Journal of Urology 2015
Purpose: We investigated whether visualization of the drainage system of the prostate by free indocyanine green would lead to identification of all or even more lymph node metastases detected by super-extended pelvic lymph node dissection in an intermediate and high risk patient population with prostate cancer. Materials and Methods: A total of 38 consecutive men with intermediate or high risk prostate cancer according to the D’Amico criteria underwent fluorescence targeted pelvic lymph node dissection during laparoscopic radical prostatectomy. Super-extended pelvic lymph node dissection was added as the control.
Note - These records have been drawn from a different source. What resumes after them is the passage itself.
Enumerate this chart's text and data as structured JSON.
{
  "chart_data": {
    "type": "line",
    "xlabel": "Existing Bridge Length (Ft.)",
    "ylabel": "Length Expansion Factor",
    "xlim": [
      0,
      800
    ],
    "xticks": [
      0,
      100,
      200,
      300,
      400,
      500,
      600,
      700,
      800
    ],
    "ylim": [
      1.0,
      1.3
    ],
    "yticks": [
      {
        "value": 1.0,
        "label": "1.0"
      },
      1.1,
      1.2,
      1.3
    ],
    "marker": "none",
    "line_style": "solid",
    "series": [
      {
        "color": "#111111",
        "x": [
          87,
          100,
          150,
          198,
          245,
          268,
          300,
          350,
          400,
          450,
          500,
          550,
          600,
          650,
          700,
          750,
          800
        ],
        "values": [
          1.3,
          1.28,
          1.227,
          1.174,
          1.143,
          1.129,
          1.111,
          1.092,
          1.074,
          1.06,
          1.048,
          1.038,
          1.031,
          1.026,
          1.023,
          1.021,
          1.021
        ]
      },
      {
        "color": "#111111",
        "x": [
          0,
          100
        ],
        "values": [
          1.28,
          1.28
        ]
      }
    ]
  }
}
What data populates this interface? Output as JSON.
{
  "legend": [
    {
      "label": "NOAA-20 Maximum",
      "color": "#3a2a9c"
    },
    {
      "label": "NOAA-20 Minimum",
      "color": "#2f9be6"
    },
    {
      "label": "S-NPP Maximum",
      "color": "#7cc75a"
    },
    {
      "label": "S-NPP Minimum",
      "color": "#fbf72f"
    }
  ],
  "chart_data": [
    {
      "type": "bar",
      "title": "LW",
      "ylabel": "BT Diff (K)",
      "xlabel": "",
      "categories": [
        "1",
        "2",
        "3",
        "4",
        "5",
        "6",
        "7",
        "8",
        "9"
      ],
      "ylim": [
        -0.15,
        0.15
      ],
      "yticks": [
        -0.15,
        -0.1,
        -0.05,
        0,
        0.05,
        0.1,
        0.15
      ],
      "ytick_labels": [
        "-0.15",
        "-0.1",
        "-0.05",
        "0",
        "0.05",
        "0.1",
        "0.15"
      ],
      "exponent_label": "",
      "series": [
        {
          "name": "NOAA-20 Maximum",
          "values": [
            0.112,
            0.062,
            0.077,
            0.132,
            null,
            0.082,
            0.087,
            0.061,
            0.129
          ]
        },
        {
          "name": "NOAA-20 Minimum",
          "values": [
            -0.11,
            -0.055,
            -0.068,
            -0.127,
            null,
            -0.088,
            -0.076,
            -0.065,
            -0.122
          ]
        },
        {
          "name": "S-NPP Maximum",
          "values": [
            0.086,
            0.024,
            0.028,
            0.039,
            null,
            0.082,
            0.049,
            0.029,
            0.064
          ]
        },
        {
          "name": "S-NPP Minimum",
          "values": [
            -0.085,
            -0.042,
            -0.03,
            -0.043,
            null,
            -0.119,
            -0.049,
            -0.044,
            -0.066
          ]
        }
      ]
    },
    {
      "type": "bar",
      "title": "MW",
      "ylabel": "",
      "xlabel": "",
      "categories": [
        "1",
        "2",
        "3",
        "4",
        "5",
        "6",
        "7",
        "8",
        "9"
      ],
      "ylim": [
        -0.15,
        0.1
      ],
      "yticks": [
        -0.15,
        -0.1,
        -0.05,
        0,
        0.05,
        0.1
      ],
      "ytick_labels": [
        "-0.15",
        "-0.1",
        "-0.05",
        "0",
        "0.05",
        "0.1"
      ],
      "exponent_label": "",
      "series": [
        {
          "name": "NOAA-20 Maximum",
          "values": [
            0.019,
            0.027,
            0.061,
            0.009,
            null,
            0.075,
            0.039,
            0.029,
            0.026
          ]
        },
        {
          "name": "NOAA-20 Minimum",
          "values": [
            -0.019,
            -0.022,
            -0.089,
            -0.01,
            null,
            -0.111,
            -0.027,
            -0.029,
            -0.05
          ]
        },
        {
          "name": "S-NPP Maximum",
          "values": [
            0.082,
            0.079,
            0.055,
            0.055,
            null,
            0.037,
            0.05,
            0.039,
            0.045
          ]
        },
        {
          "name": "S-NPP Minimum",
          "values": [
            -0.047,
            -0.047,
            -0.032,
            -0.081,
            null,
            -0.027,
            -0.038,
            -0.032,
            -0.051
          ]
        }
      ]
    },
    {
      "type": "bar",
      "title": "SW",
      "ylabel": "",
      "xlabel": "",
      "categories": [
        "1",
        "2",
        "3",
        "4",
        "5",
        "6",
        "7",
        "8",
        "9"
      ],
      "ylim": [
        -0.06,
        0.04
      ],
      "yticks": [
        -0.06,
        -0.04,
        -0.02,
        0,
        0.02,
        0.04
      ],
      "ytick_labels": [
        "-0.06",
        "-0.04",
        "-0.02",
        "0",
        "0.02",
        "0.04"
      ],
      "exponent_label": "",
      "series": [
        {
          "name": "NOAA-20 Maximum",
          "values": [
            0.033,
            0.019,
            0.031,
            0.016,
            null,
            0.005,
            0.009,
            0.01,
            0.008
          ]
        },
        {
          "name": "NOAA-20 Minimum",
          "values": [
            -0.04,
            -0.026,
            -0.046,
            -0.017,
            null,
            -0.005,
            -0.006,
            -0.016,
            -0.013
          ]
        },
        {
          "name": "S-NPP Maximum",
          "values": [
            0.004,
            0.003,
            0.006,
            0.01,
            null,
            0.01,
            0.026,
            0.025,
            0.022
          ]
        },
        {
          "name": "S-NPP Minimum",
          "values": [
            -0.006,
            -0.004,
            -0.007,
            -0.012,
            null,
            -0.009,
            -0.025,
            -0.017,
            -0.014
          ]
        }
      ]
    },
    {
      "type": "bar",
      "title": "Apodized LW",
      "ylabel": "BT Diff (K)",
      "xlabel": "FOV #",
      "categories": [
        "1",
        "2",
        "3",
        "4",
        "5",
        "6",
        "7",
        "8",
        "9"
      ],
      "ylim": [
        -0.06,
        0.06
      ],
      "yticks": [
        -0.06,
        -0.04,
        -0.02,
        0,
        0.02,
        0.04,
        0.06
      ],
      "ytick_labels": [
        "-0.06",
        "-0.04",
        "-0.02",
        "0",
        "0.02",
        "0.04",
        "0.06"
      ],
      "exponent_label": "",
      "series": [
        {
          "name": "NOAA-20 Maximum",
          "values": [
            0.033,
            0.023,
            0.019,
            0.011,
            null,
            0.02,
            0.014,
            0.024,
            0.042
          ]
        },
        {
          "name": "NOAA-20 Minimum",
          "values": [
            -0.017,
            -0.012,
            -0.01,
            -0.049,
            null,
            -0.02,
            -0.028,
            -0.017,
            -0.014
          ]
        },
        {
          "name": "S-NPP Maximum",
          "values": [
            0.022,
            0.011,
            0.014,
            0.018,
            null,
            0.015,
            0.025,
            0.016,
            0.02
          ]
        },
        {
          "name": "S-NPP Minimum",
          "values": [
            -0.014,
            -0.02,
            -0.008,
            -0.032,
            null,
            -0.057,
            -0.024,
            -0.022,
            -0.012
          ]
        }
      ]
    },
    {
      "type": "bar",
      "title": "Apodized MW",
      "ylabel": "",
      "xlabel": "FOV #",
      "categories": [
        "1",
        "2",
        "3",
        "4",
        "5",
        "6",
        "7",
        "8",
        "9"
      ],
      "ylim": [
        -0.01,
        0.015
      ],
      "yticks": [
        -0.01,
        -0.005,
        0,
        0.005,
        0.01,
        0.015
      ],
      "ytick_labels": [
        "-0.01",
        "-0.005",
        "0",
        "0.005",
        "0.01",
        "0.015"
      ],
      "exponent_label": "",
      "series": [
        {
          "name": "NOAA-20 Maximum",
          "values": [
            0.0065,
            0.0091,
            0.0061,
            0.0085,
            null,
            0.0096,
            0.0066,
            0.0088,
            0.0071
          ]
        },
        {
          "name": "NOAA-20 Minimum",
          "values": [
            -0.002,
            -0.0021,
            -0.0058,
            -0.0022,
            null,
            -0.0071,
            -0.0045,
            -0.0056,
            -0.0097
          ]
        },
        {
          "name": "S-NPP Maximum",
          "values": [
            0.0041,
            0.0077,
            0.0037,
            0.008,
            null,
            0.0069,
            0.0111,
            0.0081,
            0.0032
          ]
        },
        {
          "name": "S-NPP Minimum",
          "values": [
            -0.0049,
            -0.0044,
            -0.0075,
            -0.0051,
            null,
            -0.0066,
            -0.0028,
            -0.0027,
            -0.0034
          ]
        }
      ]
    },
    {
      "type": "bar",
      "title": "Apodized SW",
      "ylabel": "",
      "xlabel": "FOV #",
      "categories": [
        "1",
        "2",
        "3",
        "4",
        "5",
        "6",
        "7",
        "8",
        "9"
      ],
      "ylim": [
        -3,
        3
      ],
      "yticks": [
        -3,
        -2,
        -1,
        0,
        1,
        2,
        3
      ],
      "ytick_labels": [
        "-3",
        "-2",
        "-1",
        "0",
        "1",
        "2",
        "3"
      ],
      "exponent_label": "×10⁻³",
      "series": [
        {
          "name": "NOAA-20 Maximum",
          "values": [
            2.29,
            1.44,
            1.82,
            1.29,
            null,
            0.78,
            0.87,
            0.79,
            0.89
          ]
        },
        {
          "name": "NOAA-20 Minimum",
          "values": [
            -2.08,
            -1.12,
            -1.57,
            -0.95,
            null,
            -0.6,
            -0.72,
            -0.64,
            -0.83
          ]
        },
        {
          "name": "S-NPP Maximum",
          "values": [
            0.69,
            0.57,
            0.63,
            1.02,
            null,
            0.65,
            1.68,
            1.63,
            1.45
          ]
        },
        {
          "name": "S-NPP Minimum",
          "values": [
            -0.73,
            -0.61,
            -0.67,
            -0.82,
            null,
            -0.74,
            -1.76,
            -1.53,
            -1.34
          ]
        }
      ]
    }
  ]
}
Patients with neoadjuvant hormonal therapy, macroscopic lymph node involvement or prior transurethral prostate resection were excluded from study. Statistical descriptive methods, and the chi-square test and independent t-test were used to analyze data. Results: Mean patient age was 64.9 years (range 46 to 74) and mean preoperative prostate specific antigen was 13.8 ng/ml (range 0.3 to 44). A total of 23 (60.5%) and 15 cases (39.5%) were classified as intermediate and high risk, respectively. Fluorescence stained nodes were found on each side in all except 1 patient. A total of 700 lymph nodes (mean ± SD 18.4 ± 8.2 per patient) were removed, of which 531 (75% of all nodes) were fluorescence stained (mean 14±8.07 per patient). Lymph node metastases were found in 15 patients (39.5%). Two patients (5.3%) had a solitary micrometastasis and 3 (7.9%) had nodes containing isolated tumor cells. Metastases were found outside the extended pelvic lymph node dissection template in 5 of 15 patients (33.3%). Three of those 5 patients attained a prostate specific antigen nadir of less than 0.1 ng/ml 6 weeks postoperatively. Fluorescence targeted pelvic lymph node dissection showed superior sensitivity and negative predictive value compared to extended and super-extended pelvic lymph node dissection to detect lymph node metastasis. Conclusions: Fluorescence targeted pelvic lymph node dissection allows for the lymphatic drainage of the prostate to be identified with great reliability. Since only the nodes draining the prostate are removed, the absolute number of removed nodes is decreased while diagnostic accuracy is increased.